By Jim Annis
I have learned over time that the boss is not the number one priority at work every day. Some CEOs create an anxiety-ridden self-centered environment. Others are the "perfect boss." It's important to manage either relationship in a healthy way that develops your career as well as meets your boss's needs. Why? Employees look for three things from their higher-ups: resources, permission, or support. Creating a reciprocal relationship with your boss will allow you to seek those things AND give the boss what they require to be successful.
How do you manage up?
Minimizing - or at least not accentuating - the power gap between you and the boss is important to gain power because "High power makes you deaf and low power gives you laryngitis," as noted in the leadership book "Influence Without Authority" by Allan R. Cohen and David L. Bradford. Reduce your insecurities. When employees and employers are equally engaged, it reduces the reliance on internal process/hierarchy and promotes relationship-building.
When to help the boss
Think about your manager's goals. How can you support those efforts? Do they put off decisions? Ask them what will help facilitate moving forward. Keep your boss productive by helping them stay out of the weeds and say, "I'll take care of that, don't worry!" Then take care of it. Sometimes, you may begin an uncomfortable conversation. All too often, disagreement is associated with insubordination and accompanies a fear of being fired. The employee tendency is to give up too early, which is a career-limiting move. Powerful people act powerfully, and usually they also want powerful direct reports.

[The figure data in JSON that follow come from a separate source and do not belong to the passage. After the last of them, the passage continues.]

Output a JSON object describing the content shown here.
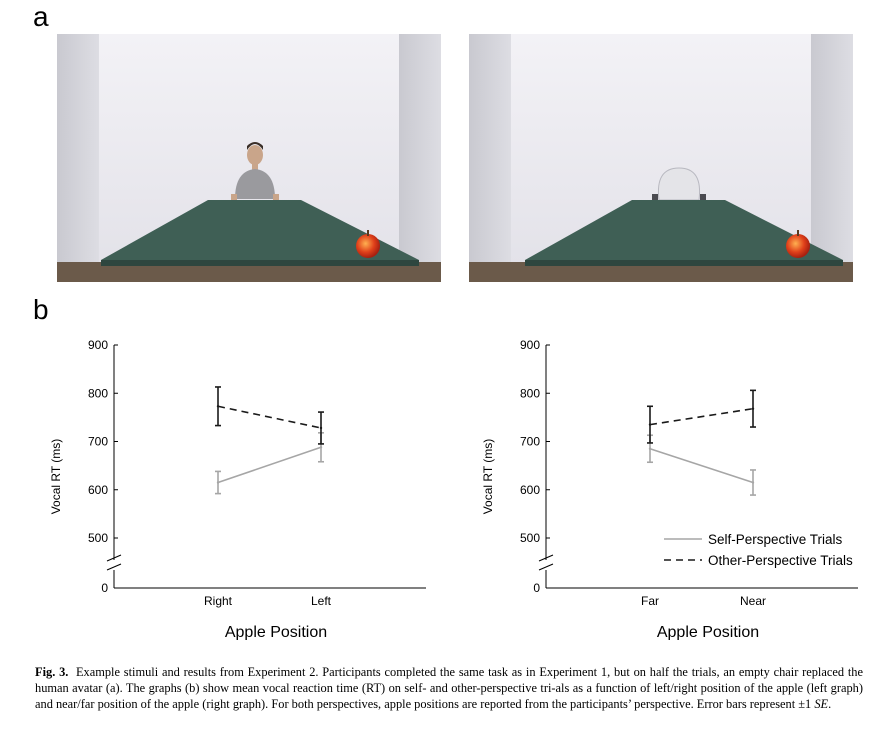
{
  "panel_a_label": "a",
  "panel_b_label": "b",
  "caption": {
    "fig_label": "Fig. 3.",
    "text": "Example stimuli and results from Experiment 2. Participants completed the same task as in Experiment 1, but on half the trials, an empty chair replaced the human avatar (a). The graphs (b) show mean vocal reaction time (RT) on self- and other-perspective tri-als as a function of left/right position of the apple (left graph) and near/far position of the apple (right graph). For both perspectives, apple positions are reported from the participants’ perspective. Error bars represent ±1 ",
    "se": "SE",
    "end": "."
  },
  "colors": {
    "self": "#a6a6a6",
    "other": "#1a1a1a",
    "table": "#3f5f55",
    "wall": "#ecebf0",
    "apple": "#e0401a"
  },
  "chart_data": [
    {
      "type": "line",
      "categories": [
        "Right",
        "Left"
      ],
      "xlabel": "Apple Position",
      "ylabel": "Vocal RT (ms)",
      "y_ticks": [
        "0",
        "500",
        "600",
        "700",
        "800",
        "900"
      ],
      "axis_break": true,
      "ylim": [
        500,
        900
      ],
      "series": [
        {
          "name": "Self-Perspective Trials",
          "style": "solid",
          "values": [
            615,
            688
          ],
          "errors": [
            23,
            30
          ]
        },
        {
          "name": "Other-Perspective Trials",
          "style": "dashed",
          "values": [
            773,
            728
          ],
          "errors": [
            40,
            33
          ]
        }
      ]
    },
    {
      "type": "line",
      "categories": [
        "Far",
        "Near"
      ],
      "xlabel": "Apple Position",
      "ylabel": "Vocal RT (ms)",
      "y_ticks": [
        "0",
        "500",
        "600",
        "700",
        "800",
        "900"
      ],
      "axis_break": true,
      "ylim": [
        500,
        900
      ],
      "legend": "bottom-right",
      "series": [
        {
          "name": "Self-Perspective Trials",
          "style": "solid",
          "values": [
            685,
            615
          ],
          "errors": [
            28,
            26
          ]
        },
        {
          "name": "Other-Perspective Trials",
          "style": "dashed",
          "values": [
            735,
            768
          ],
          "errors": [
            38,
            38
          ]
        }
      ]
    }
  ]
}
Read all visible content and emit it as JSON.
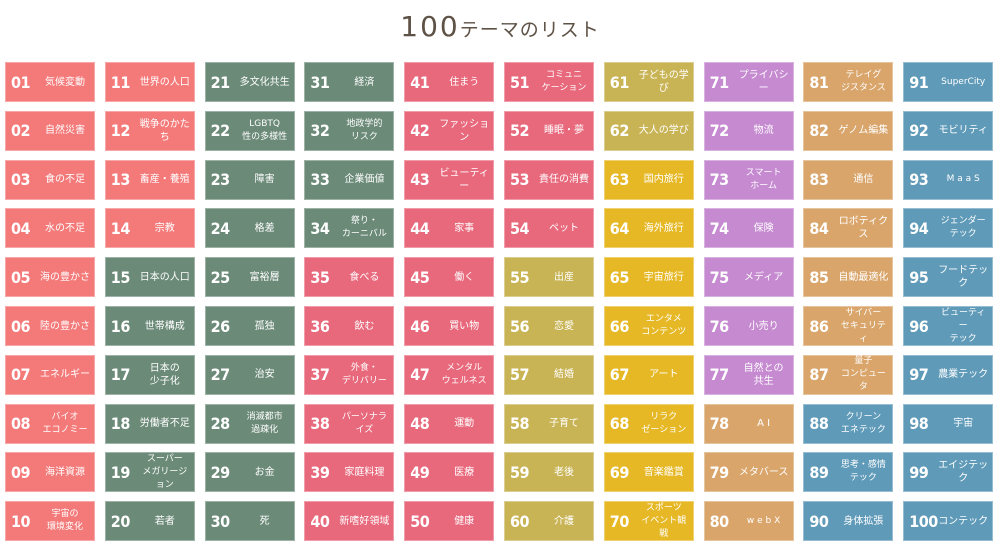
{
  "header": {
    "title_number": "100",
    "title_text": "テーマのリスト"
  },
  "colors": {
    "coral": "#f47a7a",
    "sage": "#6b8a78",
    "rose": "#e8687c",
    "olive": "#c9b455",
    "yellow": "#e6b826",
    "purple": "#c58ad0",
    "tan": "#d9a56a",
    "blue": "#5f9ab8"
  },
  "themes": [
    {
      "n": "01",
      "label": "気候変動",
      "color": "coral"
    },
    {
      "n": "02",
      "label": "自然災害",
      "color": "coral"
    },
    {
      "n": "03",
      "label": "食の不足",
      "color": "coral"
    },
    {
      "n": "04",
      "label": "水の不足",
      "color": "coral"
    },
    {
      "n": "05",
      "label": "海の豊かさ",
      "color": "coral"
    },
    {
      "n": "06",
      "label": "陸の豊かさ",
      "color": "coral"
    },
    {
      "n": "07",
      "label": "エネルギー",
      "color": "coral"
    },
    {
      "n": "08",
      "label": "バイオ\nエコノミー",
      "color": "coral"
    },
    {
      "n": "09",
      "label": "海洋資源",
      "color": "coral"
    },
    {
      "n": "10",
      "label": "宇宙の\n環境変化",
      "color": "coral"
    },
    {
      "n": "11",
      "label": "世界の人口",
      "color": "coral"
    },
    {
      "n": "12",
      "label": "戦争のかたち",
      "color": "coral"
    },
    {
      "n": "13",
      "label": "畜産・養殖",
      "color": "coral"
    },
    {
      "n": "14",
      "label": "宗教",
      "color": "coral"
    },
    {
      "n": "15",
      "label": "日本の人口",
      "color": "sage"
    },
    {
      "n": "16",
      "label": "世帯構成",
      "color": "sage"
    },
    {
      "n": "17",
      "label": "日本の\n少子化",
      "color": "sage"
    },
    {
      "n": "18",
      "label": "労働者不足",
      "color": "sage"
    },
    {
      "n": "19",
      "label": "スーパー\nメガリージョン",
      "color": "sage"
    },
    {
      "n": "20",
      "label": "若者",
      "color": "sage"
    },
    {
      "n": "21",
      "label": "多文化共生",
      "color": "sage"
    },
    {
      "n": "22",
      "label": "LGBTQ\n性の多様性",
      "color": "sage"
    },
    {
      "n": "23",
      "label": "障害",
      "color": "sage"
    },
    {
      "n": "24",
      "label": "格差",
      "color": "sage"
    },
    {
      "n": "25",
      "label": "富裕層",
      "color": "sage"
    },
    {
      "n": "26",
      "label": "孤独",
      "color": "sage"
    },
    {
      "n": "27",
      "label": "治安",
      "color": "sage"
    },
    {
      "n": "28",
      "label": "消滅都市\n過疎化",
      "color": "sage"
    },
    {
      "n": "29",
      "label": "お金",
      "color": "sage"
    },
    {
      "n": "30",
      "label": "死",
      "color": "sage"
    },
    {
      "n": "31",
      "label": "経済",
      "color": "sage"
    },
    {
      "n": "32",
      "label": "地政学的\nリスク",
      "color": "sage"
    },
    {
      "n": "33",
      "label": "企業価値",
      "color": "sage"
    },
    {
      "n": "34",
      "label": "祭り・\nカーニバル",
      "color": "sage"
    },
    {
      "n": "35",
      "label": "食べる",
      "color": "rose"
    },
    {
      "n": "36",
      "label": "飲む",
      "color": "rose"
    },
    {
      "n": "37",
      "label": "外食・\nデリバリー",
      "color": "rose"
    },
    {
      "n": "38",
      "label": "パーソナライズ",
      "color": "rose"
    },
    {
      "n": "39",
      "label": "家庭料理",
      "color": "rose"
    },
    {
      "n": "40",
      "label": "新嗜好領域",
      "color": "rose"
    },
    {
      "n": "41",
      "label": "住まう",
      "color": "rose"
    },
    {
      "n": "42",
      "label": "ファッション",
      "color": "rose"
    },
    {
      "n": "43",
      "label": "ビューティー",
      "color": "rose"
    },
    {
      "n": "44",
      "label": "家事",
      "color": "rose"
    },
    {
      "n": "45",
      "label": "働く",
      "color": "rose"
    },
    {
      "n": "46",
      "label": "買い物",
      "color": "rose"
    },
    {
      "n": "47",
      "label": "メンタル\nウェルネス",
      "color": "rose"
    },
    {
      "n": "48",
      "label": "運動",
      "color": "rose"
    },
    {
      "n": "49",
      "label": "医療",
      "color": "rose"
    },
    {
      "n": "50",
      "label": "健康",
      "color": "rose"
    },
    {
      "n": "51",
      "label": "コミュニ\nケーション",
      "color": "rose"
    },
    {
      "n": "52",
      "label": "睡眠・夢",
      "color": "rose"
    },
    {
      "n": "53",
      "label": "責任の消費",
      "color": "rose"
    },
    {
      "n": "54",
      "label": "ペット",
      "color": "rose"
    },
    {
      "n": "55",
      "label": "出産",
      "color": "olive"
    },
    {
      "n": "56",
      "label": "恋愛",
      "color": "olive"
    },
    {
      "n": "57",
      "label": "結婚",
      "color": "olive"
    },
    {
      "n": "58",
      "label": "子育て",
      "color": "olive"
    },
    {
      "n": "59",
      "label": "老後",
      "color": "olive"
    },
    {
      "n": "60",
      "label": "介護",
      "color": "olive"
    },
    {
      "n": "61",
      "label": "子どもの学び",
      "color": "olive"
    },
    {
      "n": "62",
      "label": "大人の学び",
      "color": "olive"
    },
    {
      "n": "63",
      "label": "国内旅行",
      "color": "yellow"
    },
    {
      "n": "64",
      "label": "海外旅行",
      "color": "yellow"
    },
    {
      "n": "65",
      "label": "宇宙旅行",
      "color": "yellow"
    },
    {
      "n": "66",
      "label": "エンタメ\nコンテンツ",
      "color": "yellow"
    },
    {
      "n": "67",
      "label": "アート",
      "color": "yellow"
    },
    {
      "n": "68",
      "label": "リラク\nゼーション",
      "color": "yellow"
    },
    {
      "n": "69",
      "label": "音楽鑑賞",
      "color": "yellow"
    },
    {
      "n": "70",
      "label": "スポーツ\nイベント観戦",
      "color": "yellow"
    },
    {
      "n": "71",
      "label": "プライバシー",
      "color": "purple"
    },
    {
      "n": "72",
      "label": "物流",
      "color": "purple"
    },
    {
      "n": "73",
      "label": "スマート\nホーム",
      "color": "purple"
    },
    {
      "n": "74",
      "label": "保険",
      "color": "purple"
    },
    {
      "n": "75",
      "label": "メディア",
      "color": "purple"
    },
    {
      "n": "76",
      "label": "小売り",
      "color": "purple"
    },
    {
      "n": "77",
      "label": "自然との\n共生",
      "color": "purple"
    },
    {
      "n": "78",
      "label": "A I",
      "color": "tan"
    },
    {
      "n": "79",
      "label": "メタバース",
      "color": "tan"
    },
    {
      "n": "80",
      "label": "w e b X",
      "color": "tan"
    },
    {
      "n": "81",
      "label": "テレイグ\nジスタンス",
      "color": "tan"
    },
    {
      "n": "82",
      "label": "ゲノム編集",
      "color": "tan"
    },
    {
      "n": "83",
      "label": "通信",
      "color": "tan"
    },
    {
      "n": "84",
      "label": "ロボティクス",
      "color": "tan"
    },
    {
      "n": "85",
      "label": "自動最適化",
      "color": "tan"
    },
    {
      "n": "86",
      "label": "サイバー\nセキュリティ",
      "color": "tan"
    },
    {
      "n": "87",
      "label": "量子\nコンピュータ",
      "color": "tan"
    },
    {
      "n": "88",
      "label": "クリーン\nエネテック",
      "color": "blue"
    },
    {
      "n": "89",
      "label": "思考・感情\nテック",
      "color": "blue"
    },
    {
      "n": "90",
      "label": "身体拡張",
      "color": "blue"
    },
    {
      "n": "91",
      "label": "SuperCity",
      "color": "blue"
    },
    {
      "n": "92",
      "label": "モビリティ",
      "color": "blue"
    },
    {
      "n": "93",
      "label": "M a a S",
      "color": "blue"
    },
    {
      "n": "94",
      "label": "ジェンダー\nテック",
      "color": "blue"
    },
    {
      "n": "95",
      "label": "フードテック",
      "color": "blue"
    },
    {
      "n": "96",
      "label": "ビューティー\nテック",
      "color": "blue"
    },
    {
      "n": "97",
      "label": "農業テック",
      "color": "blue"
    },
    {
      "n": "98",
      "label": "宇宙",
      "color": "blue"
    },
    {
      "n": "99",
      "label": "エイジテック",
      "color": "blue"
    },
    {
      "n": "100",
      "label": "コンテック",
      "color": "blue"
    }
  ]
}
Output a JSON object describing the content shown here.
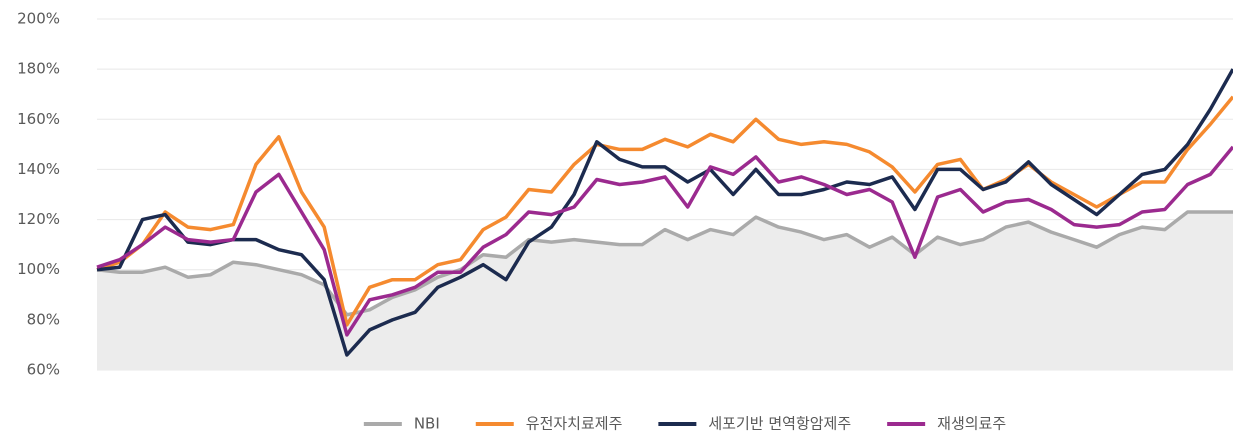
{
  "chart_data": {
    "type": "line",
    "categories": [
      null,
      null,
      null,
      null,
      null,
      null,
      null,
      null,
      null,
      null,
      null,
      null,
      null,
      null,
      null,
      null,
      null,
      null,
      null,
      null,
      null,
      null,
      null,
      null,
      null,
      null,
      null,
      null,
      null,
      null,
      null,
      null,
      null,
      null,
      null,
      null,
      null,
      null,
      null,
      null,
      null,
      null,
      null,
      null,
      null,
      null,
      null,
      null,
      null,
      null,
      null
    ],
    "series": [
      {
        "name": "NBI",
        "color": "#aaaaaa",
        "area": true,
        "values": [
          100,
          99,
          99,
          101,
          97,
          98,
          103,
          102,
          100,
          98,
          94,
          82,
          84,
          89,
          92,
          97,
          100,
          106,
          105,
          112,
          111,
          112,
          111,
          110,
          110,
          116,
          112,
          116,
          114,
          121,
          117,
          115,
          112,
          114,
          109,
          113,
          106,
          113,
          110,
          112,
          117,
          119,
          115,
          112,
          109,
          114,
          117,
          116,
          123,
          123,
          123
        ]
      },
      {
        "name": "유전자치료제주",
        "color": "#f58a2f",
        "values": [
          100,
          103,
          110,
          123,
          117,
          116,
          118,
          142,
          153,
          131,
          117,
          78,
          93,
          96,
          96,
          102,
          104,
          116,
          121,
          132,
          131,
          142,
          150,
          148,
          148,
          152,
          149,
          154,
          151,
          160,
          152,
          150,
          151,
          150,
          147,
          141,
          131,
          142,
          144,
          132,
          136,
          142,
          135,
          130,
          125,
          130,
          135,
          135,
          148,
          158,
          169
        ]
      },
      {
        "name": "세포기반 면역항암제주",
        "color": "#1c2b4f",
        "values": [
          100,
          101,
          120,
          122,
          111,
          110,
          112,
          112,
          108,
          106,
          96,
          66,
          76,
          80,
          83,
          93,
          97,
          102,
          96,
          111,
          117,
          130,
          151,
          144,
          141,
          141,
          135,
          140,
          130,
          140,
          130,
          130,
          132,
          135,
          134,
          137,
          124,
          140,
          140,
          132,
          135,
          143,
          134,
          128,
          122,
          130,
          138,
          140,
          150,
          164,
          180
        ]
      },
      {
        "name": "재생의료주",
        "color": "#9b2a8f",
        "values": [
          101,
          104,
          110,
          117,
          112,
          111,
          112,
          131,
          138,
          123,
          108,
          74,
          88,
          90,
          93,
          99,
          99,
          109,
          114,
          123,
          122,
          125,
          136,
          134,
          135,
          137,
          125,
          141,
          138,
          145,
          135,
          137,
          134,
          130,
          132,
          127,
          105,
          129,
          132,
          123,
          127,
          128,
          124,
          118,
          117,
          118,
          123,
          124,
          134,
          138,
          149
        ]
      }
    ],
    "ylim": [
      60,
      200
    ],
    "yticks": [
      {
        "value": 60,
        "label": "60%"
      },
      {
        "value": 80,
        "label": "80%"
      },
      {
        "value": 100,
        "label": "100%"
      },
      {
        "value": 120,
        "label": "120%"
      },
      {
        "value": 140,
        "label": "140%"
      },
      {
        "value": 160,
        "label": "160%"
      },
      {
        "value": 180,
        "label": "180%"
      },
      {
        "value": 200,
        "label": "200%"
      }
    ],
    "grid": true,
    "legend": "bottom"
  }
}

Communication for the greater good
Communication takes time, energy and being proactive by asking open-ended questions and exploring with "tell me more." Many leaders are Type A personalities which might not allow them to say, "I need help," or even more important, "I need time off." It may take courage for CEOs to ask because of perceived weakness.
Mental health day or six-month sabbatical?
You have to know when your boss needs one or the other, and feel comfortable telling him or her. It takes preparation. Education – directly from the boss – is critical. If it does not exist, ask your boss to make a job description that not only defines what they do, but how they do it. Then ask them to present it to you and the people to whom he will delegate in case of absence or daily needs.
When my mom and dad passed away within months of each other, I was very distracted. During a staff meeting when I was clearly struggling, one of my directors suggested, kindly and respectfully, that I might want to take the afternoon off. I wound up taking a month off, but should have taken a year. The company survived just fine. I am grateful they took a risk in telling me because managing up worked.
Once you put these recommendations into action, how do you know your managing up is working? Three clear signs: 1) you are both more like partners than in a hierarchical relationship, 2) your efforts are recognized by your boss, 3) they rely on you more over time at a strategic level.
Jim Annis is president/CEO of The Applied Companies, which provide HR solutions for today's workplace. Celeste Johnson and Tom Miller, Applied's division directors, contributed to this article.